An Weihnachten feiern Christen die Geburt Jesu. Gott schickt seinen Sohn zu den Menschen, um sie zu erlösen. Wie so oft, ist auch dieses Weihnachtsfest überschattet von Bürgerkriegen, Terror, Hunger und anderen menschenverachtenden Geschehnissen. Angesichts der Flüchtlingskrise ist uns das näher gerückt als in den letzten Jahren. Ist das Elend unübersehbar, neigen viele Theologen zu problemtranszendenten, in gewisser Weise jenseitigen Weihnachtsbotschaften, die Trost in der Trostlosigkeit spenden sollen. Der amtierende Ratsvorsitzende der Evangelischen Kirche in Deutschland, Heinrich Bedford-Strohm, hat in diesem Jahr folgende Formulierung gewählt: „In allen Risiken des Lebens, seien es persönliche oder politische, wissen wir, dass wir immer von Gott begleitet und in Gottes guter Hand sind.“
Ich kann mir zwar denken, wie er das begründen würde, würde man ihn fragen, ob er das wirklich glaubt. Vermutlich würde er so etwas sagen wie dass Gott uns das Leid, vor allem das von uns selbst zu verantwortende Leid, nicht nehmen kann, ohne uns zugleich die Freiheit zu nehmen unser Leben selbst zu bestimmen, dass wir aber auch im furchtbarsten Leid seiner Gegenwart gewiss sein dürfen. Irgendwas in der Richtung.

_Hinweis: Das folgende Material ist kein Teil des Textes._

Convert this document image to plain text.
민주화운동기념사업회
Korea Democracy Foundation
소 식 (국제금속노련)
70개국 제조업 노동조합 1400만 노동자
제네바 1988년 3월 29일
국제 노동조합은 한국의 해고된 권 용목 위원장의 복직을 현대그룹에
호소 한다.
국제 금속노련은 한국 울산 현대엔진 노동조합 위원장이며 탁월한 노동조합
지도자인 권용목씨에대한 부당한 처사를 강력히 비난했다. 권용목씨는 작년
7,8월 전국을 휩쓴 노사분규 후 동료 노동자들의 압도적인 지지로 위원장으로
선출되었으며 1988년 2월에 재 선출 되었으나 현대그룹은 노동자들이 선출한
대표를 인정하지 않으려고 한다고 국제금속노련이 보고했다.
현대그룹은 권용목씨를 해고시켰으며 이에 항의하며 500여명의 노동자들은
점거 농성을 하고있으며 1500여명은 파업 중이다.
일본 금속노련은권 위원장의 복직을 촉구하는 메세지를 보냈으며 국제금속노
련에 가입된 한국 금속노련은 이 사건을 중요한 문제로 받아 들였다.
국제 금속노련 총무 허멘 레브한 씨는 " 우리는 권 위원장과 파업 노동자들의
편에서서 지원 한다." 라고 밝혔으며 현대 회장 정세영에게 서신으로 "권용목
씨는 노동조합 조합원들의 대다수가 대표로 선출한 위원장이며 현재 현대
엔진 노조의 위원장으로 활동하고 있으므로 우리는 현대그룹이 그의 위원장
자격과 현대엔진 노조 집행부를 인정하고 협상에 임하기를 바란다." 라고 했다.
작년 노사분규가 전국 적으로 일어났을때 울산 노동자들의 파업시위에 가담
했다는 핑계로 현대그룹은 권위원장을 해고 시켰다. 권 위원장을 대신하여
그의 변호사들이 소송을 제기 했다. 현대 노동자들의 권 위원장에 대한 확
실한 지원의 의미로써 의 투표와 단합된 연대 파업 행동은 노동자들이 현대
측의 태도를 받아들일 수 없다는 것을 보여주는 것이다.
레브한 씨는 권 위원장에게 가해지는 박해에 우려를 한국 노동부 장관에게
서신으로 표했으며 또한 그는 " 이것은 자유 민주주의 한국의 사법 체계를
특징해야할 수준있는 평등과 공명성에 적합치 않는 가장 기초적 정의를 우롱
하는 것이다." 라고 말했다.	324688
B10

Wenn man an Gott glaubt: Kann man dann auch solche Sätze glauben? Waren die Opfer des Erdbebens von Lissabon – einer wichtigen Etappe der “Theodizee“ – in Gottes guter Hand, die Juden in Auschwitz, die Opfer der medizinischen Menschenversuche der Nazis in Dachau, die Opfer des Völkermords in Ruanda, oder, näher bei uns, die vom NSU kaltblütig ermordeten Menschen? Welchen Sinn macht hier die Formulierung „in Gottes Hand“? Oder müssten moderne Christen, wenn sie schon am Glauben an Gott festhalten wollen, nicht wenigstens den Glauben daran aufgeben, dass in dieser Welt das Wahre und das Gute durch einen allmächtigen und allgütigen Gott zusammengebracht werden? Weil es gottverlassene Orte gibt, und Situationen, in denen wir eben nicht in Gottes Hand sind, das Gottvertrauen eines Dietrich Bonhoeffer in genau einer solchen Situation hin oder her? Weil die Welt nicht auf diese Weise zu einem sinnvollen und vernünftigen Ganzen zusammenzufügen ist?
Eine – nicht mehr ganz neue – Leseempfehlung für die restlichen freien Tage dazu: Susan Neiman: Das Böse denken. Eine andere Geschichte der Philosophie. Frankfurt 2004.